Мне пришлось заслонять глаза ладонями — так ярко сияли лучи заходящего солнца. Они играли в прятки с облаками, бросая на пустошь причудливые тени. По этой пустоши в старинные времена мчались всадники в рыцарских доспехах, устремляя к небу свои сверкающие копья.
Эрика ещё не зацвела — лишь её трава ровной тёмно-зелёной скатертью покрывала землю, но в пяти местах травяной покров вздымался пятью могильными курганами, одним большим и четырьмя меньшими. По преданию, под ними покоились тела великанов — рыцарей давно ушедших времён, под шагами которых когда-то стонала земля, рыцарей, которые мощными кулаками легко расшвыривали огромные валуны. На гребне большого кургана рос можжевельник, а у его подножия жёлтыми цветами распустился дрок. На изломе холма стояла одинокая старая сосна, выросшая то ли из занесённого птицей семечка, то ли из посаженного человеческой рукой ростка. Потрёпанная ветрами, потерявшая половину игл, согнутая снежными зимними шапками, но гордая и стойкая — как единственное дерево на плоской равнине, борющееся с бурями за свою жизнь.

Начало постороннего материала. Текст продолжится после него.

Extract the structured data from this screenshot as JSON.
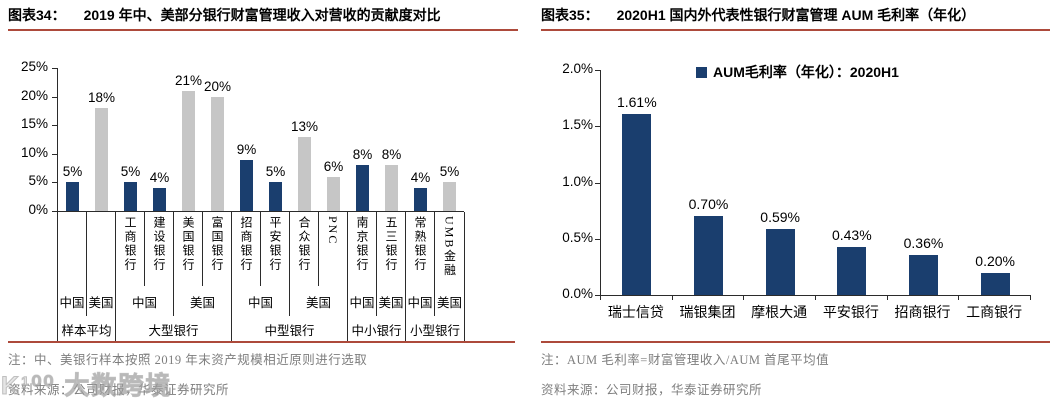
{
  "watermark": "K¹⁰⁰ 大数跨境",
  "colors": {
    "navy": "#1A3E6E",
    "gray": "#C6C6C6",
    "red_rule": "#AD4A3B",
    "axis": "#2B2B2B",
    "note_gray": "#7E7E7E"
  },
  "figures": [
    {
      "fig_label": "图表34：",
      "title": "2019 年中、美部分银行财富管理收入对营收的贡献度对比",
      "note": "注：中、美银行样本按照 2019 年末资产规模相近原则进行选取",
      "source": "资料来源：公司财报，华泰证券研究所"
    },
    {
      "fig_label": "图表35：",
      "title": "2020H1 国内外代表性银行财富管理 AUM 毛利率（年化）",
      "note": "注：AUM 毛利率=财富管理收入/AUM 首尾平均值",
      "source": "资料来源：公司财报，华泰证券研究所"
    }
  ],
  "chart_data": [
    {
      "type": "bar",
      "title": "2019 年中、美部分银行财富管理收入对营收的贡献度对比",
      "xlabel": "",
      "ylabel": "",
      "ylim": [
        0,
        25
      ],
      "yticks": [
        "25%",
        "20%",
        "15%",
        "10%",
        "5%",
        "0%"
      ],
      "grid": false,
      "legend_position": "none",
      "banks": [
        "",
        "",
        "工商银行",
        "建设银行",
        "美国银行",
        "富国银行",
        "招商银行",
        "平安银行",
        "合众银行",
        "PNC",
        "南京银行",
        "五三银行",
        "常熟银行",
        "UMB金融"
      ],
      "values": [
        5,
        18,
        5,
        4,
        21,
        20,
        9,
        5,
        13,
        6,
        8,
        8,
        4,
        5
      ],
      "labels": [
        "5%",
        "18%",
        "5%",
        "4%",
        "21%",
        "20%",
        "9%",
        "5%",
        "13%",
        "6%",
        "8%",
        "8%",
        "4%",
        "5%"
      ],
      "bar_colors": [
        "#1A3E6E",
        "#C6C6C6",
        "#1A3E6E",
        "#1A3E6E",
        "#C6C6C6",
        "#C6C6C6",
        "#1A3E6E",
        "#1A3E6E",
        "#C6C6C6",
        "#C6C6C6",
        "#1A3E6E",
        "#C6C6C6",
        "#1A3E6E",
        "#C6C6C6"
      ],
      "countries": [
        {
          "label": "中国",
          "span": 1
        },
        {
          "label": "美国",
          "span": 1
        },
        {
          "label": "中国",
          "span": 2
        },
        {
          "label": "美国",
          "span": 2
        },
        {
          "label": "中国",
          "span": 2
        },
        {
          "label": "美国",
          "span": 2
        },
        {
          "label": "中国",
          "span": 1
        },
        {
          "label": "美国",
          "span": 1
        },
        {
          "label": "中国",
          "span": 1
        },
        {
          "label": "美国",
          "span": 1
        }
      ],
      "groups": [
        {
          "label": "样本平均",
          "span": 2
        },
        {
          "label": "大型银行",
          "span": 4
        },
        {
          "label": "中型银行",
          "span": 4
        },
        {
          "label": "中小银行",
          "span": 2
        },
        {
          "label": "小型银行",
          "span": 2
        }
      ]
    },
    {
      "type": "bar",
      "title": "2020H1 国内外代表性银行财富管理 AUM 毛利率（年化）",
      "xlabel": "",
      "ylabel": "",
      "ylim": [
        0,
        2.0
      ],
      "yticks": [
        "2.0%",
        "1.5%",
        "1.0%",
        "0.5%",
        "0.0%"
      ],
      "grid": false,
      "legend": "AUM毛利率（年化）：2020H1",
      "legend_position": "top-center",
      "categories": [
        "瑞士信贷",
        "瑞银集团",
        "摩根大通",
        "平安银行",
        "招商银行",
        "工商银行"
      ],
      "values": [
        1.61,
        0.7,
        0.59,
        0.43,
        0.36,
        0.2
      ],
      "labels": [
        "1.61%",
        "0.70%",
        "0.59%",
        "0.43%",
        "0.36%",
        "0.20%"
      ],
      "bar_color": "#1A3E6E"
    }
  ]
}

— Здесь похоронен старый король — потому что здесь растёт сосна и цветёт жёлтый дрок, а у других этого нет, — объяснила я Хайнцу ещё ребёнком, когда мы однажды сидели на холме. Я знала, что там, под деревом, покоится могучая королевская голова с золотым обручем вокруг лба, и длинная-предлинная белая борода сбегает на пурпурный плащ, покрывающий его тело. Его спящую тайну охраняло глубокое одиночество, но лесные птицы, отдыхающие на вершине сосны, и голубокрылые бабочки, порхающие вокруг цветков дрока и вереска, и жужжащие пчёлы — все они разделяли со мной эту тайну. Глубоко дыша и скрестив руки над головой, я лежала под кустом и смотрела, как снуют туда-обратно земляными ходами муравьи — они-то знали больше, чем другие, они бывали там, внизу; они, быть может, даже пробегали по пурпурному плащу. Я завидовала им и тосковала о сокрытых в земле чудесах.
До этой минуты большой холм был моим садом, моим лесом, моим неоспоримым владением. Диркхоф, моя родина, затерялся среди бескрайней пустоши; старая заброшенная дорога, соединяющая его с внешним миром, проходила вдоль леса, оставляя в стороне могильные курганы — туда, насколько я помнила, никогда не ступала чужая нога… И вот теперь там находилась целая толпа незнакомых людей; они выдирали из холма огромные куски земли. Я видела, как чёрная лопата тонким штрихом вздымается к пылающему небу; и всякий раз, когда она опускалось, мне казалось, что она вонзается в живую плоть любимого тела.
Переполненная невыразимым состраданием, я сорвалась с места и побежала к холму не разбирая дороги. Меня подгоняла и жгучая потребность увидеть, что же там будет извлечено на свет Божий. Шпитц с лаем мчался рядом со мной, и когда я, запыхавшись, добежала до места, меня догнал своими семимильными шагами Хайнц. И только сейчас я почувствовала робость — тот детский страх, который охватывал меня всякий раз при виде чужого лица. Я отступила назад и стеснённо ухватилась за край хайнцевой куртки, чтобы обрести защиту и опору.